Плакаты с Башаром Асадом накануне выборов в Дамаске, май 2014 года


— Для Владимира Путина смерть 50, 100, 500 или 2000 солдат не имеет никакого значения. На него не давит общественное мнение. Конечно, активность России в Сирии будет способствовать тому, что Асад сохранит власть. Руки у сирийского президента по локоть в крови. К сожалению, в момент, когда можно было оказать решительную поддержку Свободной сирийской армии, то есть силам, которые были связаны с режимом и формировались в значительной степени офицерами Асада, но больше не захотели за него воевать, этого сделано не было. В итоге выросло «Исламское государство».

Конечно, сейчас появляются теории заговора, гласящие, что за ИГИЛ стоит Россия. Я думаю, что это имеет мало общего с реальностью. «Исламское государство» представляет опасность в том числе для России. Стоит вспомнить, что за сирийской границей, в Ливане, осела крупная чеченская диаспора, в которой много ветеранов первой чеченской войны. Посольство России в Бейруте не случайно было одним из самых укрепленных дипломатических представительств Российской Федерации.

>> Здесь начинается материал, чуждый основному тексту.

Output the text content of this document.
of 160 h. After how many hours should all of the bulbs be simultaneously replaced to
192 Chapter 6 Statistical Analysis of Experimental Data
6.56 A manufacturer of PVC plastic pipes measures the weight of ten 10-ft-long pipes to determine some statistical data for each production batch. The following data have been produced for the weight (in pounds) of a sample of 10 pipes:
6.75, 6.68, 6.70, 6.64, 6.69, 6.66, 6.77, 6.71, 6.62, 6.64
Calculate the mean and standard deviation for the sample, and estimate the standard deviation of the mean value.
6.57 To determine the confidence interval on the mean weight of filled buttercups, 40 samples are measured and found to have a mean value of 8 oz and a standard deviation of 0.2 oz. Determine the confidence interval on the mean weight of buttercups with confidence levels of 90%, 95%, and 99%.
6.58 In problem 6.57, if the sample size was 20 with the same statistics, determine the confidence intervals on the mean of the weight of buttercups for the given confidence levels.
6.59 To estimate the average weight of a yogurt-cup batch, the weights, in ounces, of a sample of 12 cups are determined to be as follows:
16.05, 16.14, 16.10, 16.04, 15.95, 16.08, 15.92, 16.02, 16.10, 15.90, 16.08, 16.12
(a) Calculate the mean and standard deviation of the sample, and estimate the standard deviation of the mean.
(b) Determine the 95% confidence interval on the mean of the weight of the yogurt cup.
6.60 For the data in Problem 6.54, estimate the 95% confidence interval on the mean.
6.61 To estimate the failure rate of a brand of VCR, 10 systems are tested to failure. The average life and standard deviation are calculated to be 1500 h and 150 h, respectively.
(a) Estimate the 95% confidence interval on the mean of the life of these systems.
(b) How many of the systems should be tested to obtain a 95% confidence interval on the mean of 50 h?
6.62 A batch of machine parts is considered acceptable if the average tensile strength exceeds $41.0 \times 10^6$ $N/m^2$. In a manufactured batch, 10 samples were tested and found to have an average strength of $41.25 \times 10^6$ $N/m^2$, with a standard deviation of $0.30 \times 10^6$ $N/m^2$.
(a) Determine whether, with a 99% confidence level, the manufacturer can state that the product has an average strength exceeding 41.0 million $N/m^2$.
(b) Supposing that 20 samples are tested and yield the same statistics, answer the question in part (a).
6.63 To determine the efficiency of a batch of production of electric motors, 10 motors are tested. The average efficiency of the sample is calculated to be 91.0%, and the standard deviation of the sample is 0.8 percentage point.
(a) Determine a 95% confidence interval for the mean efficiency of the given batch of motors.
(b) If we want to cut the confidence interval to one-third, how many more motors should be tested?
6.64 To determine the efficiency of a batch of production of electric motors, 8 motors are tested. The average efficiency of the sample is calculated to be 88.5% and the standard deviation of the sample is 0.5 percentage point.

Россия стабилизировала ситуацию в Чечне, но партизанское движение, которое продолжает там существовать, де-факто перестало быть партизанским. Оно приобрело фундаменталистский характер и, по сути, превратилось в террористическую группировку. Иными словами, чеченский конфликт переродился из национально-освободительного в конфликт религиозного плана. В этом состоит парадокс путинского режима: теоретически Путин добивается успехов, но в долгосрочной перспективе он рискует будущим России. Это касается политики и, возможно даже в большей степени, экономики.

Но так, как мы видим, случается с людьми, которые обещают «теплую воду в кране», а потом оказывается, что эффекты их пребывания у власти выглядят печально. Объективно говоря, силы, которые противостоят Рамзану Кадырову, слабы, а в «Исламском государстве», судя по всему, есть нечто привлекательное для фундаменталистов, и оно может стать своего рода катализатором. Так что оно представляет для России реальную угрозу.

— Если этот сценарий воплотится в жизнь, а Россия на самом деле начнет раздавать карты в Сирии, как это изменит положение Польши?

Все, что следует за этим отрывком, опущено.